Re: Kernel 5.5.4 build fail for BPF-selftests with latest LLVM

From: Jesper Dangaard Brouer
Date: Thu Feb 20 2020 - 11:38:04 EST

On Wed, 19 Feb 2020 17:47:23 -0700
shuah <shuah@xxxxxxxxxx> wrote:

> On 2/19/20 5:27 PM, Alexei Starovoitov wrote:
> > On Wed, Feb 19, 2020 at 03:59:41PM -0600, Daniel DÃaz wrote:
> >>>
> >>> When I download a specific kernel release, how can I know what LLVM
> >>> git-hash or version I need (to use BPF-selftests)?
> >
> > as discussed we're going to add documentation-like file that will
> > list required commits in tools.
> > This will be enforced for future llvm/pahole commits.
> >
> >>> Do you think it is reasonable to require end-users to compile their own
> >>> bleeding edge version of LLVM, to use BPF-selftests?
> >
> > absolutely.
> + linux-kselftest@xxxxxxxxxxxxxxx
> End-users in this context are users and not necessarily developers.

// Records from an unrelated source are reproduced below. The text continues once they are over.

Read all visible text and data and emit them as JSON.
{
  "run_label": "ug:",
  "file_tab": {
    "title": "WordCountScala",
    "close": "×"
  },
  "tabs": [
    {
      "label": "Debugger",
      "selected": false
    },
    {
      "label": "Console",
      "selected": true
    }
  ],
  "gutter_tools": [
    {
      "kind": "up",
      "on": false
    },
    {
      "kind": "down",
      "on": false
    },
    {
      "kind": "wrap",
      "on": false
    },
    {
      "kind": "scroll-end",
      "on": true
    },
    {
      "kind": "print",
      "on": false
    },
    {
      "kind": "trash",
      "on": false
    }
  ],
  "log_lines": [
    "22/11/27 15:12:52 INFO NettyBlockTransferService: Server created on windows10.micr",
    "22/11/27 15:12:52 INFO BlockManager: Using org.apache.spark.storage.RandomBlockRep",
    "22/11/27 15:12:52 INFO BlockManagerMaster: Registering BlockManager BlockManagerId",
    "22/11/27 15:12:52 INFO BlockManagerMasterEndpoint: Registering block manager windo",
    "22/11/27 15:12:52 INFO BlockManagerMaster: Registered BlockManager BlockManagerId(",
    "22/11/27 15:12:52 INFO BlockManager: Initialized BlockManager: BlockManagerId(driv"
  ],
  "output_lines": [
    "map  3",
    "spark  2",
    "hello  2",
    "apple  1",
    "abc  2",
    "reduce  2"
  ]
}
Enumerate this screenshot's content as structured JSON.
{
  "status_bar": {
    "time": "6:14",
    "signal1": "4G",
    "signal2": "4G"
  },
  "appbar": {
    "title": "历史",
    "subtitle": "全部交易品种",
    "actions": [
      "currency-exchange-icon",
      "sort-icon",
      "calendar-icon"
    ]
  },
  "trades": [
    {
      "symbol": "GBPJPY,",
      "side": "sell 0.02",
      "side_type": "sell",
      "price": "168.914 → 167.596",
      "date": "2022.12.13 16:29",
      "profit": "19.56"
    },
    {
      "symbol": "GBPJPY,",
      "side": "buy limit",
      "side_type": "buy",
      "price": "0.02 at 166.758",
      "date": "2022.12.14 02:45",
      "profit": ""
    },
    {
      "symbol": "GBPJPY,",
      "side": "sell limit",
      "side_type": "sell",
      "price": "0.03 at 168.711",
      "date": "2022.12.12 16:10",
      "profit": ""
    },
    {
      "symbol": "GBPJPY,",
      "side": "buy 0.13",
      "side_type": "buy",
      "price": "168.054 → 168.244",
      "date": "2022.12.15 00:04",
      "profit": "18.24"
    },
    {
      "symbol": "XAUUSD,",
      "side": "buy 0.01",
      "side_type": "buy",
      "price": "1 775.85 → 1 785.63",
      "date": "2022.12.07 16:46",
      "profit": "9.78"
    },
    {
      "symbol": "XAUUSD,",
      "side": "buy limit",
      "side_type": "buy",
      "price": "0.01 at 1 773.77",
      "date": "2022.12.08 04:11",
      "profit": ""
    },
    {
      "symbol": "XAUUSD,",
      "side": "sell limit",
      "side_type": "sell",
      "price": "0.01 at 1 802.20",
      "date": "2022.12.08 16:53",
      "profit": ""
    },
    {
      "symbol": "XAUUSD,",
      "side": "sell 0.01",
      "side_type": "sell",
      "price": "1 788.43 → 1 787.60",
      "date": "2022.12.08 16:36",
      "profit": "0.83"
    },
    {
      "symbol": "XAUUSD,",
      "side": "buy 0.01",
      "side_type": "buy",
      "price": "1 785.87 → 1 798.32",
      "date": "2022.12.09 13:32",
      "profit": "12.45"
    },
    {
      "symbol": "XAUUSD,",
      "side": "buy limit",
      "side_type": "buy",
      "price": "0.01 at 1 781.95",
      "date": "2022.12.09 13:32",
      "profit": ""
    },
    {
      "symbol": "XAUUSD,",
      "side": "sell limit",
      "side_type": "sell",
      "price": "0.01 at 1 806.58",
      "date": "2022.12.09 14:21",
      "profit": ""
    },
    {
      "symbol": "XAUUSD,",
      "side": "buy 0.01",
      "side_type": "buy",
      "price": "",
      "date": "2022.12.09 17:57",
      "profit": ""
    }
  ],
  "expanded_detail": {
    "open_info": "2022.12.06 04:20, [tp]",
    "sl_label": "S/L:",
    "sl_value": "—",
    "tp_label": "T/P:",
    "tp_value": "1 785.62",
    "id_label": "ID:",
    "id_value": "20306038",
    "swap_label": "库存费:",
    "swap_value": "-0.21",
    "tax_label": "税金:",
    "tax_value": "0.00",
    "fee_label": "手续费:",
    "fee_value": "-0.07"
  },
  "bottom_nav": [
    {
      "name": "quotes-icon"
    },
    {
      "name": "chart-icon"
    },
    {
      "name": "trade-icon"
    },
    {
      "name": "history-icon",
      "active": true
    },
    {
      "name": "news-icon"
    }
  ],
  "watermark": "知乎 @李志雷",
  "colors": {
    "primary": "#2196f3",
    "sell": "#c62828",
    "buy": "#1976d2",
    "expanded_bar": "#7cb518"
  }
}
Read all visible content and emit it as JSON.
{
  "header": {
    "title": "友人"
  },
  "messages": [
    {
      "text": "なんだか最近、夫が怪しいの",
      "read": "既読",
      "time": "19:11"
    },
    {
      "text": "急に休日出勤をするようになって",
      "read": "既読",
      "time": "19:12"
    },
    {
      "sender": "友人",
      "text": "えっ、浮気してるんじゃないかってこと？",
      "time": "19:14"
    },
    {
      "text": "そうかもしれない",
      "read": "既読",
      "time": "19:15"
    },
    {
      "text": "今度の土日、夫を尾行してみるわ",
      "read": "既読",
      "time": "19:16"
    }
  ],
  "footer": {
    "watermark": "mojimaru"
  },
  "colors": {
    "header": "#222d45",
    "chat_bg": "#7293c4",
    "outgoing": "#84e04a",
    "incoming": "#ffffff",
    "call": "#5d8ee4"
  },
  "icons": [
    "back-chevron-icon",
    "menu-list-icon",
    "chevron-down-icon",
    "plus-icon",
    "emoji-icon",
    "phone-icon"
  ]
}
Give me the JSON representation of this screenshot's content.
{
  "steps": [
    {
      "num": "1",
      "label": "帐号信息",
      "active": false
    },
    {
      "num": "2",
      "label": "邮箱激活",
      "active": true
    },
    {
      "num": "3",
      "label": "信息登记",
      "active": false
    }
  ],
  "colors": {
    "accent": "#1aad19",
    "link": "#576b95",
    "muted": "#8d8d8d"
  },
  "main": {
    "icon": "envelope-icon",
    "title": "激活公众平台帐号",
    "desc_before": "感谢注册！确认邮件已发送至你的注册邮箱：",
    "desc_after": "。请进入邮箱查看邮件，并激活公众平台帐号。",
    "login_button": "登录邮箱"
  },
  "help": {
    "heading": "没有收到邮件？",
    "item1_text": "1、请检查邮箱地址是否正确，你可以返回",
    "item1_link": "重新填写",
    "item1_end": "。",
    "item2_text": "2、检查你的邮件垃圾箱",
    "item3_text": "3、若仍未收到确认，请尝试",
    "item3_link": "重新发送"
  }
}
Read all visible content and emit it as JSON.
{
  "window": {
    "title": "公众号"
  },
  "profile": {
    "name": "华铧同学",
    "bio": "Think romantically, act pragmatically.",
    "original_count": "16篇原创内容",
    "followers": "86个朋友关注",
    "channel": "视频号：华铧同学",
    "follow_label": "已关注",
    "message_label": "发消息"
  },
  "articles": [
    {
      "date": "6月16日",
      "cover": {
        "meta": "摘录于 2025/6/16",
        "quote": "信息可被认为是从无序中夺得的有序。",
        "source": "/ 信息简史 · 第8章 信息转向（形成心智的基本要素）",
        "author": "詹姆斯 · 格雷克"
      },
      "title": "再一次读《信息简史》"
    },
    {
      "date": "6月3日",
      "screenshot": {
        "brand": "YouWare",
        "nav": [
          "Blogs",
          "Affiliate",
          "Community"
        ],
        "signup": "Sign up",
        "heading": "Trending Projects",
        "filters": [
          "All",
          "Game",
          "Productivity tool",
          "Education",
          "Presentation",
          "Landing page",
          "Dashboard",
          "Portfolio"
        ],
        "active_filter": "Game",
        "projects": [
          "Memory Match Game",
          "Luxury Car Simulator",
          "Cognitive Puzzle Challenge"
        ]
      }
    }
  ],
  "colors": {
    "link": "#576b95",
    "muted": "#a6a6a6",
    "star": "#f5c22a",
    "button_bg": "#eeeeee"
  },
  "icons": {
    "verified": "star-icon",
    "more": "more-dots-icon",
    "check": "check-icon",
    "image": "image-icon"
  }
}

I agree. And I worry that we are making it increasingly hard for
non-developer users.

> > If a developer wants to send a patch they must run all selftests and
> > all of them must pass in their environment.
> > "but I'm adding a tracing feature and don't care about networking tests
> > failing"... is not acceptable.
> This is a reasonable expectation when a developers sends bpf patches.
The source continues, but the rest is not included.